Before sharing data with organizations, CDPs must reconcile the identities of known consumers (such as email and cell numbers, anonymous cookies, and mobile device IDs). This allows a CDP to link an email campaign to a website visit from that same customer. It is a form of cross-device identity.
Doing so ensures an organization can deliver personalized experiences and manage customer expectations better. Beyond that, it ensures the company makes the customer feel like they are known by the vendor, rather than an unknown number. More important yet, the CDP must make this customer profile information available in real-time. These systems connect to the communication systems (email, text messaging, etc), demand-side platforms, and content management systems.
In short, CDPs are involved in data gathering, unification, activation, and insights.
Aside from the real-time, impactful personalization that you can run with the customer's centralized information, this is also a treasure trove of insight potential. Having all this rich data centralized makes customer intelligence and analytics a powerful tool to drive customer engagement, interest, and ultimately additional sales.
For example, data like email click-throughs and open rates are generally quite distinct from website analytics and paid ad campaign data. But, connecting this data—and more importantly relating it to the same customer—can be tremendously powerful information.
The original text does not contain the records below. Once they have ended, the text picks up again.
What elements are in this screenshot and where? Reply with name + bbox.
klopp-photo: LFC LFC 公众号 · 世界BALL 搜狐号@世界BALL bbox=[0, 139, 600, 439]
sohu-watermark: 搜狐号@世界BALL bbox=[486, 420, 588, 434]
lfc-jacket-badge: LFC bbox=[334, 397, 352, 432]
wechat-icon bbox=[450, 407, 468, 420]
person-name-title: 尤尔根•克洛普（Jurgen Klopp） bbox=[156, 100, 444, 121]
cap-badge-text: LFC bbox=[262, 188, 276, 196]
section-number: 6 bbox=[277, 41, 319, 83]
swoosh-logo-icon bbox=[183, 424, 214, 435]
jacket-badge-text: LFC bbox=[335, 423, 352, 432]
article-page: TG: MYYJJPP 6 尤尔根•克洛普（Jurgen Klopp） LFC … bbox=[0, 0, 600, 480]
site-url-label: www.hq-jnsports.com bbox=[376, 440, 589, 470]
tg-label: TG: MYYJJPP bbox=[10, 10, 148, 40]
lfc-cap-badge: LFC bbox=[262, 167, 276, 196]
However, this is normally an intensely difficult challenge.
Imagine that a physical (bricks & mortar) store made a customer's marketing interactions (email and digital ads) available to a call center service person. Include that customer's ecommerce data (purchase history and preferences) and website interaction data (items viewed several times). Such rich information about a single client would give that call agent a huge advantage when trying to upsell a client on an additional product that they might already have been considering.
The call center employee might point out that customers who bought this blouse online, opened emails for a certain set of matching pants. Then, customers who spent between $320 and $1500 annually, generally also were inclined to buy additional designer boots and a matching handbag, according to the analytics. With information like that, your ordinary call center agent could easily become a star salesperson.
Like the tangible example of the call center agent, a CDP can also help with the customer journey. CDP analysis can reveal patterns and behaviors that show where a consumer is in their purchasing phase at this moment. It can then determine which subsequent activities have aided similar clients in moving closer to a purchase decision at that point in their purchasing cycle. This analysis can be used to create guidelines for personalized, automated follow-up.
Again, a clear example of using the centralized and full customer data view, to translate data into actionable information. Better yet, it is actionable information that can help drive additional sales and business revenue.
A customer data platform (CDP) is widely regarded as the next step in marketing technology. It is the solution to the problem of disconnected customer data systems. A CDP brings together all the disparate data sources into a centralized location to provide a 360-degree view of each customer.
This opens the door to providing fully personalized, real-time customer experiences for every client touchpoint, regardless of source. It also provides a rich opportunity to glean insights from the customer data, allowing the organization to take actions that can drive additional sales, revenue, and ultimately margins. What organization wouldn't want more of that?